En milieu d’après-midi, j’atteins une immense plaine verte, animée par quelques moutons et des vols de canards coincoinants, formant des V se déplaçant lentement dans le ciel.
Il fait de plus en plus froid à l’approche de la cabane de Barð, jolie construction vert pâle. Jolie mais verrouillée par un boîtier à code. Privée, donc. Je choisis le côté le plus abrité du vent pour planter ma tente et vais me toiletter dans la petite rivière voisine. Toilette rapide.
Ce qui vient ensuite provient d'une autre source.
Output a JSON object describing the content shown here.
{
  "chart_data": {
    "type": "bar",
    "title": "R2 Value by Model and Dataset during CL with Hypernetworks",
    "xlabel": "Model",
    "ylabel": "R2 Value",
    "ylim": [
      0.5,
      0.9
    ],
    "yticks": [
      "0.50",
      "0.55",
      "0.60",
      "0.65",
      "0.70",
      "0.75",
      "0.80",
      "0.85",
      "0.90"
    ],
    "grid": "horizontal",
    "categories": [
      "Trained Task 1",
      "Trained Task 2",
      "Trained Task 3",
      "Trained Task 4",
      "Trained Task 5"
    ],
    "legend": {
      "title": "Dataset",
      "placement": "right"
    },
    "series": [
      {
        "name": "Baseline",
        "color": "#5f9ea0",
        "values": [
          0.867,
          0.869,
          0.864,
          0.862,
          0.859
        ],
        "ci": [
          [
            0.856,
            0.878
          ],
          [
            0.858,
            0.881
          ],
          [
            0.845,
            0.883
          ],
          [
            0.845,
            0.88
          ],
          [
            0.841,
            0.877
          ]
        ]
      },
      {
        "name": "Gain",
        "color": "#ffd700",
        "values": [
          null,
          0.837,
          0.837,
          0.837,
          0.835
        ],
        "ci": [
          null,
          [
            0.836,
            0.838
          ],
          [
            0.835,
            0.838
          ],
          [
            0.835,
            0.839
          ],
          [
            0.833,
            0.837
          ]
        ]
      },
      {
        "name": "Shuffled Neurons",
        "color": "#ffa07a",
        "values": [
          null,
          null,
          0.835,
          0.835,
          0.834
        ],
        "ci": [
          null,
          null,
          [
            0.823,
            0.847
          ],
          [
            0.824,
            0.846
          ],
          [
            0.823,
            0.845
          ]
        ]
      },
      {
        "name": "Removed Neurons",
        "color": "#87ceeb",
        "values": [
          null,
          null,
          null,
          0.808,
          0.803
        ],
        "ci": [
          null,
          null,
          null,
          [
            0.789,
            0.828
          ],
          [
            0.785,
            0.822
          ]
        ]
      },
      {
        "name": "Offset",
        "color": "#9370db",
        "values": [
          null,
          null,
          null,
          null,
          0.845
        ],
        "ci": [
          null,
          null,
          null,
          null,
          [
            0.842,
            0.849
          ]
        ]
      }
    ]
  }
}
Je caille, je retrouve les conditions printanières du Mercantour vers 2500 mètres, la neige en moins.
Je me rends compte que les abris ou refuges sont toujours construits à proximité d’une source d’eau fraîche. Ici ce sont plusieurs petites rivières qui descendent du Bláfjall.
Devant moi, une immense plaine et un horizon lointain, le long duquel je distingue le volcan Krafla et quelques autres sommets, dont Herðubreið, du moins c’est ce que je suppose.
Je suis grisé par le calme qui m’entoure, les sons légers de la bruine, du vent et du ruisseau tout proche me tiennent compagnie. Je me tiens au milieu d’un orchestre subtil et délicat. Vient l’heure du repas. Puisque j’évite l’écoute de la musique afin d’économiser la batterie de mon téléphone et que je n’ai pas emporté de lecture, manger, comme écrire ou méditer, devient la source d’une jouissance qui s’accorde bien avec l’esprit de simplicité qui s’est installé en moi pendant ce voyage. Pour participer à cette atmosphère mystique, le relief ne renvoie aucun écho. Je peux crier, chanter, les sons partent vers l’horizon ou le ciel et ne se retournent pas afin de ne pas interrompre le silence. C’est indiscutablement pour cela que les déserts sont parmi les lieux les plus propices à la méditation, la prière ; un lieu de relation par nature. Pourtant, je dois demeurer sage. Ma quête d’absolu n’est que temporaire, je la goûte en ces lieux reculés et silencieux aussi parce que je sais que je vais en sortir.